When they are still two miles away, Martha comes out to meet them. She is hopping mad. “Lord, if you had been here, he wouldn’t have died!” With Martha, you always know what she is thinking. And then she expresses her faith in Jesus. And he says those words which have rung down through the ages, “I am the resurrection and the life Those who believe in me, even though they die, will live….” Mary comes out to see him and says the same thing, “Lord, if only you had been here, this would not have happened.” Mary is more sad than angry. She is in tears.

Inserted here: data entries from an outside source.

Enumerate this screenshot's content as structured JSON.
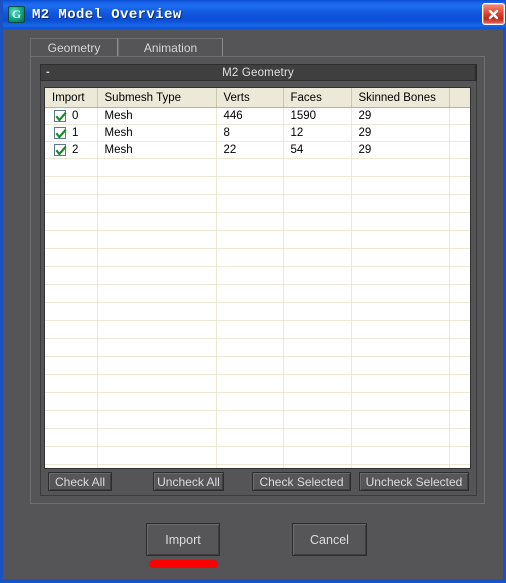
{
  "window": {
    "title": "M2 Model Overview",
    "icon": "app-logo-icon",
    "close_label": "×",
    "accent_color": "#1a52c4",
    "body_color": "#555456"
  },
  "tabs": [
    {
      "id": "geometry",
      "label": "Geometry",
      "active": true
    },
    {
      "id": "animation",
      "label": "Animation",
      "active": false
    }
  ],
  "rollout": {
    "title": "M2 Geometry",
    "collapse_glyph": "-",
    "expanded": true
  },
  "grid": {
    "columns": [
      "Import",
      "Submesh Type",
      "Verts",
      "Faces",
      "Skinned Bones",
      ""
    ],
    "rows": [
      {
        "checked": true,
        "index": "0",
        "type": "Mesh",
        "verts": "446",
        "faces": "1590",
        "bones": "29"
      },
      {
        "checked": true,
        "index": "1",
        "type": "Mesh",
        "verts": "8",
        "faces": "12",
        "bones": "29"
      },
      {
        "checked": true,
        "index": "2",
        "type": "Mesh",
        "verts": "22",
        "faces": "54",
        "bones": "29"
      }
    ],
    "empty_row_count": 21,
    "header_bg": "#ECE9D8",
    "gridline_color": "#EBE8D6"
  },
  "check_buttons": [
    {
      "id": "check-all",
      "label": "Check All"
    },
    {
      "id": "uncheck-all",
      "label": "Uncheck All"
    },
    {
      "id": "check-selected",
      "label": "Check Selected"
    },
    {
      "id": "uncheck-selected",
      "label": "Uncheck Selected"
    }
  ],
  "footer": {
    "import_label": "Import",
    "cancel_label": "Cancel",
    "highlight_color": "#fe0000"
  }
}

The depth of what has happened grips Jesus, One of his best friends has died. He cries over this loss. He cries in front of all the mourners who have followed Mary out to meet him. They go to the tomb. Martha points out the facts: there will be a stench. Lazarus has been dead for four days

It is a cave, They take away the stone. Jesus prays. Then he calls to his dear friend, “Lazarus! Come out!” And Lazarus stumbles out of the cave, wrapped in his grave cloths. Then Jesus issues the command, “Unbind him, and let him go!” Jesus calls to each of us, this last Sunday before the beginning of Holy Week. He calls us by name, because he is the good shepherd, and he knows us and we know him. He calls us to move from death to life, He calls us to allow him to free us from anything that might bind us or imprison us or enslave us.

In our epistle for today, St. Paul talks about the difference between lifein the flesh and life in the spirit. When Paul refers to “the flesh,” he does not mean our human body. As Christians, we do not see the body as bad or evil. Herbert O’Driscoll has an excellent way of explaining what Paul means by “the flesh.: O’Driscoll writes, “To be in the flesh means for Paul that one is living out our flawed human nature without reaching for the grace that lies beyond ourselves. The spirit that lives in such a life is a solitary spirit. Paul points to another way of living. This is the way of reaching out beyond ourselves for a Spirit that comes from Christ.” (The Word Today, Year A, Volume 2, p. 42.) Our goal is to allow Christ to live in us and through us.

All of our lessons today remind us that God can and does bring life out of death. This coming Sunday is Palm Sunday, and we will be with our Lord as he is welcomed as a hero, and we will also be with him as he makes a decision to live out the power of love and self-offering rather than operate on the basis of human and earthly power.

What are these lessons telling us? No situation is hopeless. God can and does bring new life to communities of faith and to communities in general. Seeking our Lord’s will and asking his grace to do his will brings us to life in the spirit, life on a new level.

May we continue to walk the Way of the Cross with our Lord. May our faith grow and deepen with every step. Amen.